Zum Ersten Mal ist Pinterest in der Studie dabei und landete aus dem Stand bei 7 Prozent. 0
Fazit: Facebook und Instagram sind weiter die wichtigsten Netzwerke für Lokalmedien. Beide sollten Sie nicht vernachlässigen. Bei beiden Netzwerken sind in allen Altersschichten deutlich vertreten und noch eine gute Nachricht: Gute Inhalte sind gefragt. 38 Prozent nutzen regelmäßig ihre Timeline, 36 Prozent lesen Artikel über die Netzwerke und nur 23 Prozent schauen Videos. Diese Reihenfolge ist bei den Unter-30-Jährigen übrigens identisch - nur insgesamt auf einem höheren Level.
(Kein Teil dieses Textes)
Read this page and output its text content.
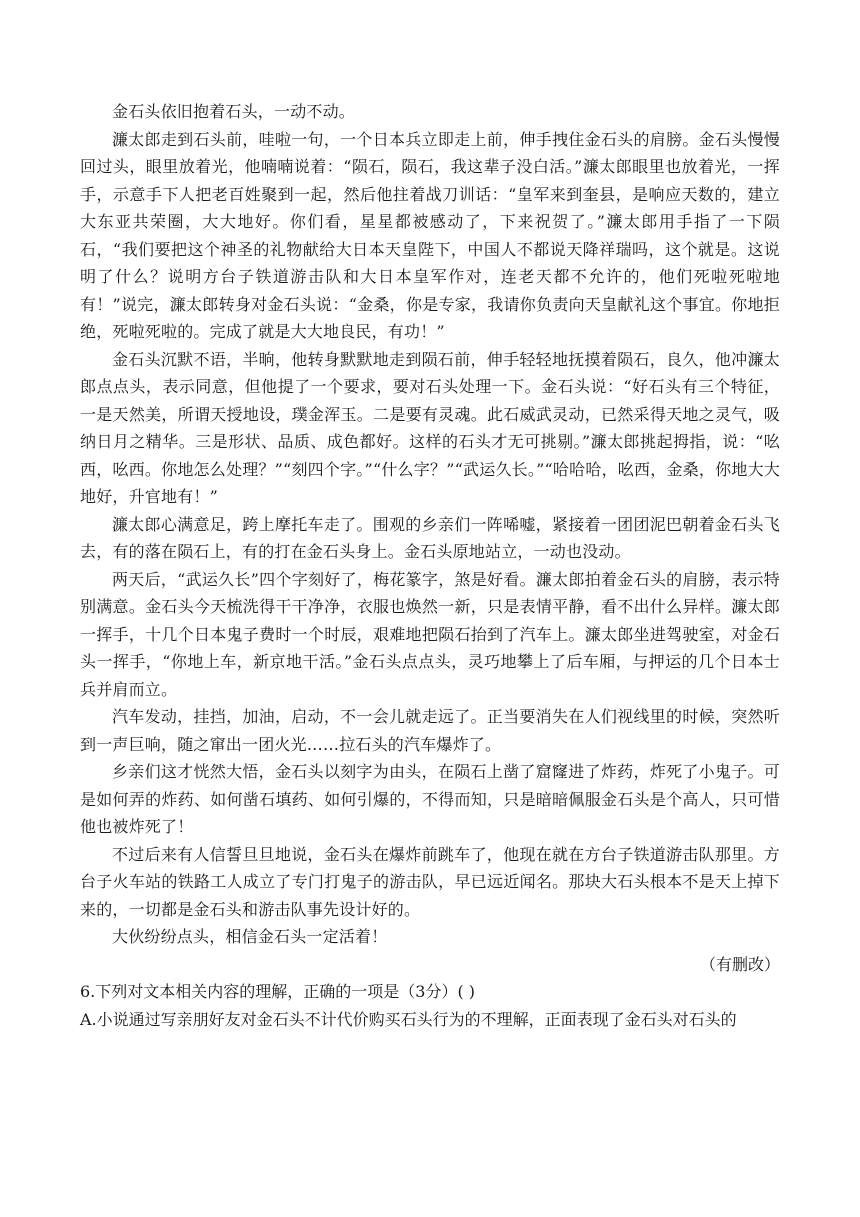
金石头依旧抱着石头，一动不动。

濂太郎走到石头前，哇啦一句，一个日本兵立即走上前，伸手拽住金石头的肩膀。金石头慢慢回过头，眼里放着光，他喃喃说着：“陨石，陨石，我这辈子没白活。”濂太郎眼里也放着光，一挥手，示意手下人把老百姓聚到一起，然后他拄着战刀训话：“皇军来到奎县，是响应天数的，建立大东亚共荣圈，大大地好。你们看，星星都被感动了，下来祝贺了。”濂太郎用手指了一下陨石，“我们要把这个神圣的礼物献给大日本天皇陛下，中国人不都说天降祥瑞吗，这个就是。这说明了什么？说明方台子铁道游击队和大日本皇军作对，连老天都不允许的，他们死啦死啦地有！”说完，濂太郎转身对金石头说：“金桑，你是专家，我请你负责向天皇献礼这个事宜。你地拒绝，死啦死啦的。完成了就是大大地良民，有功！”

金石头沉默不语，半晌，他转身默默地走到陨石前，伸手轻轻地抚摸着陨石，良久，他冲濂太郎点点头，表示同意，但他提了一个要求，要对石头处理一下。金石头说：“好石头有三个特征，一是天然美，所谓天授地设，璞金浑玉。二是要有灵魂。此石威武灵动，已然采得天地之灵气，吸纳日月之精华。三是形状、品质、成色都好。这样的石头才无可挑剔。”濂太郎挑起拇指，说：“吆西，吆西。你地怎么处理？”“刻四个字。”“什么字？”“武运久长。”“哈哈哈，吆西，金桑，你地大大地好，升官地有！”

濂太郎心满意足，跨上摩托车走了。围观的乡亲们一阵唏嘘，紧接着一团团泥巴朝着金石头飞去，有的落在陨石上，有的打在金石头身上。金石头原地站立，一动也没动。

两天后，“武运久长”四个字刻好了，梅花篆字，煞是好看。濂太郎拍着金石头的肩膀，表示特别满意。金石头今天梳洗得干干净净，衣服也焕然一新，只是表情平静，看不出什么异样。濂太郎一挥手，十几个日本鬼子费时一个时辰，艰难地把陨石抬到了汽车上。濂太郎坐进驾驶室，对金石头一挥手，“你地上车，新京地干活。”金石头点点头，灵巧地攀上了后车厢，与押运的几个日本士兵并肩而立。

汽车发动，挂挡，加油，启动，不一会儿就走远了。正当要消失在人们视线里的时候，突然听到一声巨响，随之窜出一团火光……拉石头的汽车爆炸了。

乡亲们这才恍然大悟，金石头以刻字为由头，在陨石上凿了窟窿进了炸药，炸死了小鬼子。可是如何弄的炸药、如何凿石填药、如何引爆的，不得而知，只是暗暗佩服金石头是个高人，只可惜他也被炸死了！

不过后来有人信誓旦旦地说，金石头在爆炸前跳车了，他现在就在方台子铁道游击队那里。方台子火车站的铁路工人成立了专门打鬼子的游击队，早已远近闻名。那块大石头根本不是天上掉下来的，一切都是金石头和游击队事先设计好的。

大伙纷纷点头，相信金石头一定活着！

（有删改）

6.下列对文本相关内容的理解，正确的一项是（3分）( )

A.小说通过写亲朋好友对金石头不计代价购买石头行为的不理解，正面表现了金石头对石头的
Zum Schluss habe ich noch zwei Entdeckungen. Die Zahlen haben ein großes Potential für Lokalredaktionen. Zum ersten Mal hat sich die Studie mit Newslettern beschäftigt. 21 Prozent der Deutschen nutzen demnach mindestens einen Newsletter pro Woche. Fast so viele wie Instagram oder Facebook nutzen. Das sehe ich als Appell noch stärker über Newsletter nachzudenken: Es gibt zum Glück immer weniger automatisierte Linkschleudern. Aber am Ende ist das Potential größer als ein morgendlicher Gruß aus der Chefredaktion. Stichwort: Hohes Bindunspotential interessanter Zielgruppen durch Themen- oder Popup-Newslettern.
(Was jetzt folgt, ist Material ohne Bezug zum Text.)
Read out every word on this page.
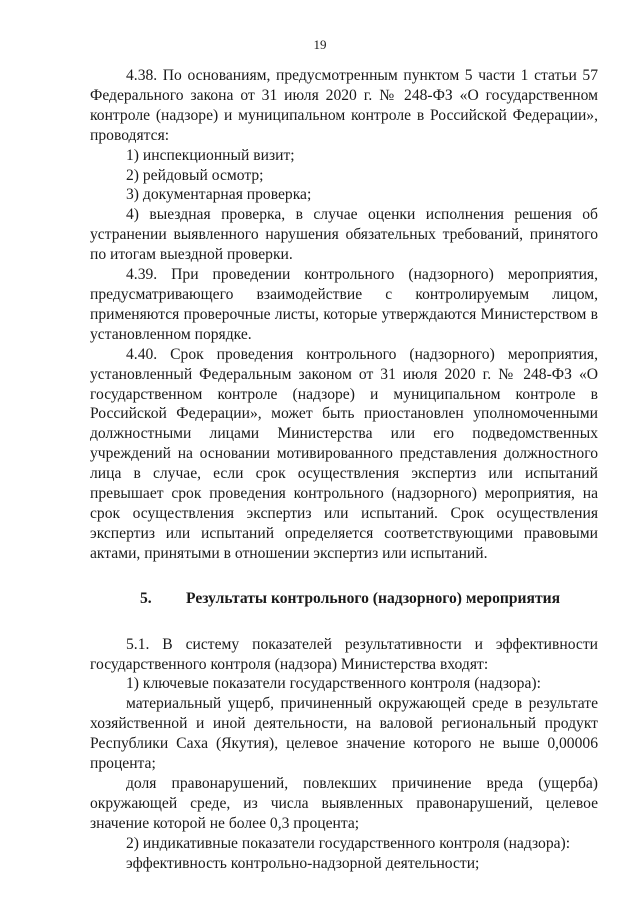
19

4.38. По основаниям, предусмотренным пунктом 5 части 1 статьи 57 Федерального закона от 31 июля 2020 г. № 248-ФЗ «О государственном контроле (надзоре) и муниципальном контроле в Российской Федерации», проводятся:

1) инспекционный визит;

2) рейдовый осмотр;

3) документарная проверка;

4) выездная проверка, в случае оценки исполнения решения об устранении выявленного нарушения обязательных требований, принятого по итогам выездной проверки.

4.39. При проведении контрольного (надзорного) мероприятия, предусматривающего взаимодействие с контролируемым лицом, применяются проверочные листы, которые утверждаются Министерством в установленном порядке.

4.40. Срок проведения контрольного (надзорного) мероприятия, установленный Федеральным законом от 31 июля 2020 г. № 248-ФЗ «О государственном контроле (надзоре) и муниципальном контроле в Российской Федерации», может быть приостановлен уполномоченными должностными лицами Министерства или его подведомственных учреждений на основании мотивированного представления должностного лица в случае, если срок осуществления экспертиз или испытаний превышает срок проведения контрольного (надзорного) мероприятия, на срок осуществления экспертиз или испытаний. Срок осуществления экспертиз или испытаний определяется соответствующими правовыми актами, принятыми в отношении экспертиз или испытаний.

5. Результаты контрольного (надзорного) мероприятия

5.1. В систему показателей результативности и эффективности государственного контроля (надзора) Министерства входят:

1) ключевые показатели государственного контроля (надзора):

материальный ущерб, причиненный окружающей среде в результате хозяйственной и иной деятельности, на валовой региональный продукт Республики Саха (Якутия), целевое значение которого не выше 0,00006 процента;

доля правонарушений, повлекших причинение вреда (ущерба) окружающей среде, из числа выявленных правонарушений, целевое значение которой не более 0,3 процента;

2) индикативные показатели государственного контроля (надзора):

эффективность контрольно-надзорной деятельности;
Und zum ersten Mal erfahren wir etwas über die Messenger-Konkurrenz von WhatsApp. Die WhatsApp-Nutzung ist noch einmal von 78 auf 81 Prozent gestiegen. Die Konkurrenz ist abgeschlagen. Threema kommt auf acht, Signal auf sechs und Threema auf drei Prozent. Wenn wir diese unglaubliche Nutzung mit den Zahlen von Facebook vergleichen (81 vs. 28 Prozent), ärgert es mich immer wieder, dass WhatsApp Qualitätsjournalismus auf der Plattform keinen Raum gibt. Wir wissen: Aufreger und ominöse Kettenbriefe verbreiten sich schnell über Gruppen. Für Aufklärung können Medien hier nicht mehr sorgen. WhatsApp stoppte vor einigen Jahren die Duldung redaktionellen Newsletter - die vor allem im Lokalen beliebt waren. Wenn ich diese Zahl sehe, denke ich auch in diesem Jahr wieder: Ich hoffe, dass sich WhatsApp seiner gesellschaftlichen Verantwortung bewusst wird und über neue Möglichkeiten nachdenkt.